An evangelical Christianity that embraces both the vertical dimension of salvation  (justification and reconciliation with God) and the horizontal dimension of salvation (healing, relational wholeness and peace, liberation from oppression).

An evangelical Christianity that seeks and embrace truth, even when it runs counter to received and cherished interpretations of Scripture and reality.

An evangelical Christianity that reads the gospels as the message of the Gospel; that finds as much significance in Jesus’ life as in his death and resurrection.

An evangelical Christianity that defined itself in relation to its movement toward center in God, Christ, and the Spirit, rather than by the static edges or periphery of cultural and ideological distinctions (the insider-outsider mentality). 

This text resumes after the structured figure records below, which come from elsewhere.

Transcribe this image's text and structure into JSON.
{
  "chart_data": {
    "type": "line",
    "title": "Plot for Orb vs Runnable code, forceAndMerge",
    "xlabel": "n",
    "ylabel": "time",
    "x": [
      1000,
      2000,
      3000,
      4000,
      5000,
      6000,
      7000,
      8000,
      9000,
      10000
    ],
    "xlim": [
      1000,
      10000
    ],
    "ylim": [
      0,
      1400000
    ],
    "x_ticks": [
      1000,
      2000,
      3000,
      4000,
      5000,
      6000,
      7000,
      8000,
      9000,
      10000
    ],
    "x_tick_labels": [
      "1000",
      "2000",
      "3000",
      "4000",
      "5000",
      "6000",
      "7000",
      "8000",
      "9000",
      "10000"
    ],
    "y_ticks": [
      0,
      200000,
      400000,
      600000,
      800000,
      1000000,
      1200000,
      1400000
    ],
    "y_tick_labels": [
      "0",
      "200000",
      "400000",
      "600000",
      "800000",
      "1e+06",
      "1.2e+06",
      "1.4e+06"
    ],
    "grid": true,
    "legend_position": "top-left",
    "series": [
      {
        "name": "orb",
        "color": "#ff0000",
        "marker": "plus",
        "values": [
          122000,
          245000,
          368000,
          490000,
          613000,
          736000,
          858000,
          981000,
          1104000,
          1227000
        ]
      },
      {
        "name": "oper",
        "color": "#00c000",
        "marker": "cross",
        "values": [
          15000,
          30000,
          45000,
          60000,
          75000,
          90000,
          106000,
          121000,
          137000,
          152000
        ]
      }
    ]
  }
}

An evangelical Christianity that rejects ethnocentricity and racism (even the implicit kind) and embraces otherness and diversity, even when it threatens the security and power of consolidated homogeneity. 

An evangelical Christianity that, when necessary, accepts the demise of “evangelical” power and prominence in order to usher in the greater glory of God. Like John the Baptist, a Christianity willing to decrease, so that God might increase and so that God’s reconciliation project might move forward.

I don’t know if all this describes the future of American Evangelicalism, but it would be grand it if did. 


[1] Brueggemann, Book that Breathes, 30.